For me the bottomline is this: what is the status of the Indian migrant community in Malaysia?We're talking about the third, fourth, fifth generation… they've been here for 200 years. They are as Malaysian as anyone else.
Some Malaysian politicians and newspapers constantly use the phrase 'Indian temples'. For me, there are no 'Indians' in Malaysia; we are all Malaysians. The only Indians are the Indian nationals with Indian passports.
That's the point we are getting through to the Malaysian Indian community: that you are Malaysian citizens who are Hindus, or Malaysian citizens who are Muslims. Fight on the basis of that.
Your temples are part and parcel of the whole Malaysian landscape.

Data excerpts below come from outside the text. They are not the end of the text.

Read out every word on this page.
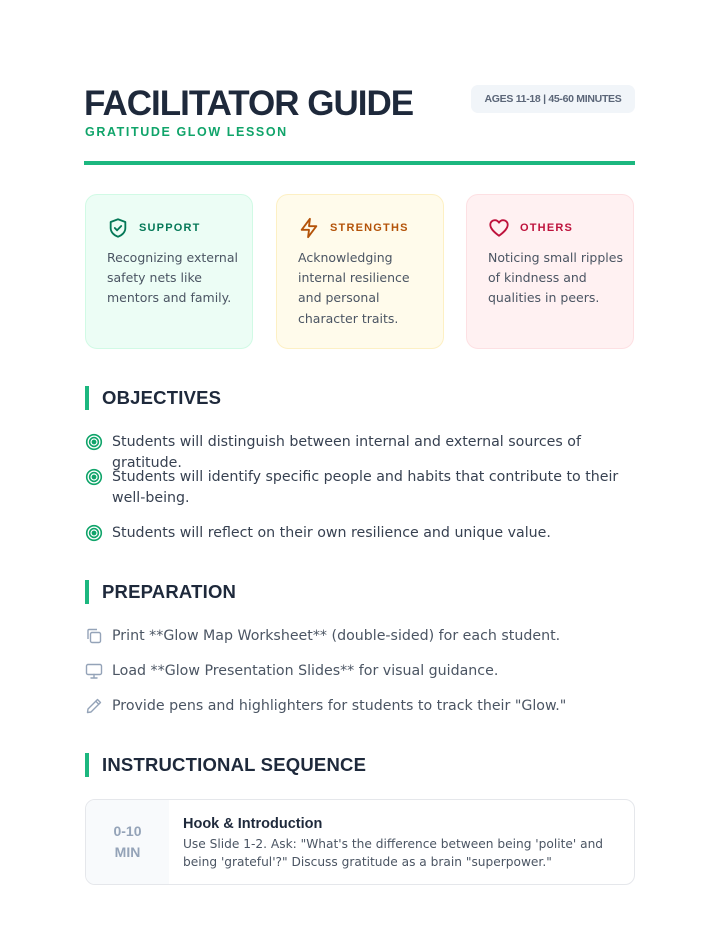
FACILITATOR GUIDE
GRATITUDE GLOW LESSON
AGES 11-18 | 45-60 MINUTES
SUPPORT
Recognizing external safety nets like mentors and family.
STRENGTHS
Acknowledging internal resilience and personal character traits.
OTHERS
Noticing small ripples of kindness and qualities in peers.
OBJECTIVES
Students will distinguish between internal and external sources of gratitude.
Students will identify specific people and habits that contribute to their well-being.
Students will reflect on their own resilience and unique value.
PREPARATION
Print **Glow Map Worksheet** (double-sided) for each student.
Load **Glow Presentation Slides** for visual guidance.
Provide pens and highlighters for students to track their "Glow."
INSTRUCTIONAL SEQUENCE
0-10
MIN
Hook & Introduction
Use Slide 1-2. Ask: "What's the difference between being 'polite' and being 'grateful'?" Discuss gratitude as a brain "superpower."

You demand the right to have these temples because these temples belong in Malaysia, they are built by Malaysians, not foreigners.
Q: Do a lot of Malaysians share that perspective?
From an academic point of view, yes, of course. And a lot of people who went to the Hindraf rally were demanding exactly that. I was very moved by one of the demonstrators, who said, 'We are Malaysians: my family has been here for three generations, so why are we being treated like second-class citizens?'He is completely right. It's very telling that he used the world 'Malaysian' throughout, he didn't describe himself as 'Indian'.
For me, 'Indian' is a political category, just like 'Malaysian' is a political category.
I am of mixed parentage: I'm Javanese-Dutch-Punjabi. I don't have a drop of 'Malaysian blood' in me. I'm completely foreign. In fact, I'm a recent migrant: a third-generation migrant.
But I demand my rights as a Malaysian. I believe that all fellow-Malaysians have to do the same. I think it's a very surreptitious way of alienating Malaysian Indians by calling them 'Indians'.
It's on the basis of that shared solidarity that we work together. It's on that basis well that I will defend these temples as 'Malaysian'.
The people who built them were Malaysian citizens, those who worship them are Malaysian citizens, they're built on Malaysian soil, and are open to all Malaysian citizens.
For me, that adds to the richness of Malaysia. I am proud to say that every major religious group in this planet is represented in Malaysia.
Even the Malay language has incorporated Sanskrit cultural influences: there's a Malay sentence made up entirely of Sanskrit words: Mahasiswa-mahasiswi berasmara di asrama bersama pandita yang curiga.
Q: What does it mean?
(Laughs) It's actually a joke. It means: 'The students - male and female - are romancing on the campus, and the teacher is suspicious.' It is entirely Malay and entirely Sanskrit in origin!
But it is no longer orthodox Sanskrit, because in terms of its grammar and syntax it's been 'Malaysianised'. If I were to recite that to a proper Sanskrit speaker, he wouldn't understand it.
There's more… The building that houses the Malaysian radio and TV station is called 'Angkasa puri', which is a sanskit term meaning 'palace of the sky'. We still call our soldiers 'parajurit', and our teachers 'guru'.
Forty per cent of the Malay language is of Sanskrit origin. So, how can we possibly deny that we have this long historical link to India? This enriches us.
Q: Is that why we see a reaction even today from India to last week's developments?
The Malaysian government does not realise the long-term impact this will have worldwide. I've already received protest letters from Hindu activists in America.
This is my worry: across SE Asia now, with the rise of religious politics, it is more often than not right-wing politics. If you look at the statement issued by the Malaysian Socialist Party, which says 'We should be careful not to allow issues like this to be capitalized by right-wing elements'.
But I fear that it's bound to be capitalised by right-wing elements. If the right-wing in India takes up this issue, the right-wing Malay Muslims in Malaysia will react.